Literary representations of metamorphosis, as a process of radical and fantastic bodily transformation, call into question ones identity as a human, as a person, as a socially and culturally formed individual and as a physical body. As an articulation of the changing self, literary metamorphoses tend to be highly emotionally charged, with a horror and disgust of becoming other as well as a longing for transformation. By investigating the affects of metamorphosis this project aims to provide insight into experiences of unstable selves and identities, and more broadly into socio-cultural models of the self and its emotions.

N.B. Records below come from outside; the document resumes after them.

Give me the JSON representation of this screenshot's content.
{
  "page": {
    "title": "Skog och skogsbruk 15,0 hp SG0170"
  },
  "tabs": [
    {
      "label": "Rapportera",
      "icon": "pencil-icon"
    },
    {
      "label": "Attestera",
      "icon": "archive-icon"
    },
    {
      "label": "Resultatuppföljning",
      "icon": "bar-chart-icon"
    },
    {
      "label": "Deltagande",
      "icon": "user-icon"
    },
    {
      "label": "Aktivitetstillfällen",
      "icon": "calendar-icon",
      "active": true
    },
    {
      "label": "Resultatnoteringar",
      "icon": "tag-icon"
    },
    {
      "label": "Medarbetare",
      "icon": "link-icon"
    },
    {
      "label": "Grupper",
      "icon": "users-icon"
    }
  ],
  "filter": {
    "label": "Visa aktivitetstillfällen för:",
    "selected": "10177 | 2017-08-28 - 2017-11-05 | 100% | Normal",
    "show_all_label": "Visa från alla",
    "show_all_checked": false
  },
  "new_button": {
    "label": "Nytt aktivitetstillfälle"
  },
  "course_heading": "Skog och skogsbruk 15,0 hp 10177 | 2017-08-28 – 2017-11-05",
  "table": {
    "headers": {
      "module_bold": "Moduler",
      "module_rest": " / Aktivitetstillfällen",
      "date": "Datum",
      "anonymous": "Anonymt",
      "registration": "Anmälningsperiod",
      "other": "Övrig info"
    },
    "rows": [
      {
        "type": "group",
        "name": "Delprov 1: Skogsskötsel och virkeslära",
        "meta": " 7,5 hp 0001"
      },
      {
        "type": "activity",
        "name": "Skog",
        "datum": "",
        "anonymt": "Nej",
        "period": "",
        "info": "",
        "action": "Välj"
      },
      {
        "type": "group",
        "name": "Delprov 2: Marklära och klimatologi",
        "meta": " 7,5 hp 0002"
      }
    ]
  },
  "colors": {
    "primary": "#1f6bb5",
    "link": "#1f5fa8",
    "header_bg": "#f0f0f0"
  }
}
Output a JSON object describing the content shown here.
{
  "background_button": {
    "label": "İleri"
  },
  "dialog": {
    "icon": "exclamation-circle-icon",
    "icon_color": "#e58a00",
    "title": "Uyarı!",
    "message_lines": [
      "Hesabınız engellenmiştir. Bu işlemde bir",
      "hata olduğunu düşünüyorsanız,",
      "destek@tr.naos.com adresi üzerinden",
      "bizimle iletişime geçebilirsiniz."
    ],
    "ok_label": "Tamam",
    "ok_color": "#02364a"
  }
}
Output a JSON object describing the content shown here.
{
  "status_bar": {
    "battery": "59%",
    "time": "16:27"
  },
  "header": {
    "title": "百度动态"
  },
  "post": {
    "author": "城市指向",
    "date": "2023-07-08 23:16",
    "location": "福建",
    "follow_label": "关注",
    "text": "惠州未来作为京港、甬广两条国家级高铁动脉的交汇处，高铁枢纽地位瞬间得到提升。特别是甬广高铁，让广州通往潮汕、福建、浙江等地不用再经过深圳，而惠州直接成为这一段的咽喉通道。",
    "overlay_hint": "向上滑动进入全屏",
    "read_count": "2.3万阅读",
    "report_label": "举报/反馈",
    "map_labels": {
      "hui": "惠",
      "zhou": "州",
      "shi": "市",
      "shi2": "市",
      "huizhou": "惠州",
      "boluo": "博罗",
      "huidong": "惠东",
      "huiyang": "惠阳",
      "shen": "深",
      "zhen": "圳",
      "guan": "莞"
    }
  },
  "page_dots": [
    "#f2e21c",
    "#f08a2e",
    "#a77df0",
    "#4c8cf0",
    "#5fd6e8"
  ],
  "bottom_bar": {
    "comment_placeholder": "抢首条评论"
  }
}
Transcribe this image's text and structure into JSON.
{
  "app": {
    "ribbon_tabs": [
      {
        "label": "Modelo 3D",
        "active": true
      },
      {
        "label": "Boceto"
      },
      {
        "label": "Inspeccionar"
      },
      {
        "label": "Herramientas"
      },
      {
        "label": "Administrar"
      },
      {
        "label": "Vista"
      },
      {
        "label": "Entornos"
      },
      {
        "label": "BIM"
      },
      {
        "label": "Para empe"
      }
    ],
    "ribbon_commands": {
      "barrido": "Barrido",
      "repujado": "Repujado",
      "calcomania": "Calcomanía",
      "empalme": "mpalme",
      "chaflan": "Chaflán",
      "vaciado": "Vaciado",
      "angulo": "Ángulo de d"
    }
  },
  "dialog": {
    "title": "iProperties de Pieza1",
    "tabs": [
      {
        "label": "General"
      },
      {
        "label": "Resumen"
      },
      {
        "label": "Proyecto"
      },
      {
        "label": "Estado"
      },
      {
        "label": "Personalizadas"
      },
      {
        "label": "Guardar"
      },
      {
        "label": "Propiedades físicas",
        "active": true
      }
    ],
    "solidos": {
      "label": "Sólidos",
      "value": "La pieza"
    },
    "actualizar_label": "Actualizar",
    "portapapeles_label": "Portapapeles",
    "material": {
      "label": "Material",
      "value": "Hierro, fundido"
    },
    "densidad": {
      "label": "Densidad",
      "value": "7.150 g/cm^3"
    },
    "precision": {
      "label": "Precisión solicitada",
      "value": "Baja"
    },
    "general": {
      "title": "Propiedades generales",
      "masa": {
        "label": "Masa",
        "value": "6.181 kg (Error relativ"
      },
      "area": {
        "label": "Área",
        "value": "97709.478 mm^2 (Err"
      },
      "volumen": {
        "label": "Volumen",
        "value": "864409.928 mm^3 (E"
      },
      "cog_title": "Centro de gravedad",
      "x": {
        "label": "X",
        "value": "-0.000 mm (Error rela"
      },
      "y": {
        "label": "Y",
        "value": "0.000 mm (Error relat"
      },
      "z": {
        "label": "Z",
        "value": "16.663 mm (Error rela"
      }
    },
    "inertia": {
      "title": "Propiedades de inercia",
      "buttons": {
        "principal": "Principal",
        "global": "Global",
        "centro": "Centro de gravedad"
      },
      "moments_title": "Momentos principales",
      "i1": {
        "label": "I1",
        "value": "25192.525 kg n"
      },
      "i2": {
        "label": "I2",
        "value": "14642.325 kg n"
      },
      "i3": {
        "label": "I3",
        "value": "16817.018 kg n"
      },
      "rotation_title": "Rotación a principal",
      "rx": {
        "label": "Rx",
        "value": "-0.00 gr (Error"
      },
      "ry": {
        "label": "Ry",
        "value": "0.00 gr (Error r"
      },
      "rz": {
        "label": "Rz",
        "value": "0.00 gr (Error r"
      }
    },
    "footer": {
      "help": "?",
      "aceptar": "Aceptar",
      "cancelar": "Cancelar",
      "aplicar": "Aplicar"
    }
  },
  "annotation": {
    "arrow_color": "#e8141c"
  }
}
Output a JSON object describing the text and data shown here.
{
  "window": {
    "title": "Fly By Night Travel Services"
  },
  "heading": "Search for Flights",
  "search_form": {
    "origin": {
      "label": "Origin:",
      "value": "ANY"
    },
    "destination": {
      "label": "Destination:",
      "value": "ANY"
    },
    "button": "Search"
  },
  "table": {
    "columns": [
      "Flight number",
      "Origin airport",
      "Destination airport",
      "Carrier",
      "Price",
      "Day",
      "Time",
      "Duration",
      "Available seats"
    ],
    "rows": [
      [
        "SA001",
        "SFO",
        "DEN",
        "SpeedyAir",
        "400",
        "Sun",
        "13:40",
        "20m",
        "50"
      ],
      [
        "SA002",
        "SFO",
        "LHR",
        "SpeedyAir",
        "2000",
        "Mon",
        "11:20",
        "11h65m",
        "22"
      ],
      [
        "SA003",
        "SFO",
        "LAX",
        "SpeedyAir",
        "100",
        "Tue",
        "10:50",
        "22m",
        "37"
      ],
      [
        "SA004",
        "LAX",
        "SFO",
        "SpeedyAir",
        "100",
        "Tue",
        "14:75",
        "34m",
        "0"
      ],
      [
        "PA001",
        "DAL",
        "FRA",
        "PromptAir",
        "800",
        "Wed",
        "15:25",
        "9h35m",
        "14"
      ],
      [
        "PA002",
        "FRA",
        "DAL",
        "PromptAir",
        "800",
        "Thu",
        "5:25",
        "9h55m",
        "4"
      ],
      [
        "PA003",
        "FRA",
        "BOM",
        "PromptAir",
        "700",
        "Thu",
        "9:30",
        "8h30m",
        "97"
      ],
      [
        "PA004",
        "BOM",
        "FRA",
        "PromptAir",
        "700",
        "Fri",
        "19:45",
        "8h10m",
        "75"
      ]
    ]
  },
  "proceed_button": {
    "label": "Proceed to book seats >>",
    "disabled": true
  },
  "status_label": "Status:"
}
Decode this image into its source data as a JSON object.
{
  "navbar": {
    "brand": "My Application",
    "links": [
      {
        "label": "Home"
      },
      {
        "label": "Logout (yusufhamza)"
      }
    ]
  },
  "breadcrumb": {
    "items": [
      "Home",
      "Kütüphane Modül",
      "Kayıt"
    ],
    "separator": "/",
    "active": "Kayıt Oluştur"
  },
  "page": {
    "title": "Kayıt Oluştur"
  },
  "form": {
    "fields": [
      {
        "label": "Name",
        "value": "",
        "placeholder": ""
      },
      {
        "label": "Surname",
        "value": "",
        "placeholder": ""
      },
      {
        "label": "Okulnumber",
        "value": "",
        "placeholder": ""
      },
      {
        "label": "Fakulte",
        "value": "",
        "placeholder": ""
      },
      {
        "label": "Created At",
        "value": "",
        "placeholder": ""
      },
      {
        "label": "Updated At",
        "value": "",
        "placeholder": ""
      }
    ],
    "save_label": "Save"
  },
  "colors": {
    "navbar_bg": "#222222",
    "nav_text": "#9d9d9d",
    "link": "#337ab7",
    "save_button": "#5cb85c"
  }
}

The project focuses on a small corpus of literary texts written in German from the Romantic period to the present day, considering how the texts deal affectively with the threat to the self posed by metamorphosis. For example, in considering tales of metamorphosis by E.T.A. Hoffmann, questions are asked about the extreme emotionality of the texts, and the way this relates to the emergence of an unstable modern self. This is followed by an exploration of works by Franz Kafka, with focus on the association between emotionality and the languageless state of being animal. As well as these canonical metamorphosis texts, the project considers late twentieth century texts by Marie Luise Kaschnitz and Jenny Erpenbeck involving girl’s metamorphoses. At stake in the focal texts is the repression of negative affect and the use of metamorphosis as a temporal rupture forcing a confrontation with unwanted pasts. The project concludes with an analysis of the work of Yoko Tawada, in which fluid identities and metamorphic bodies are embraced, and the loss of self is no longer a cause for negative affect.
By considering the affects of metamorphosis in the focal literary texts this project aims to contribute to understanding changing socio-cultural models of the self and its emotions, as well as to understanding the use of metamorphosis as a literary topos, and the ways in which emotions are at work in constructing selves and identities.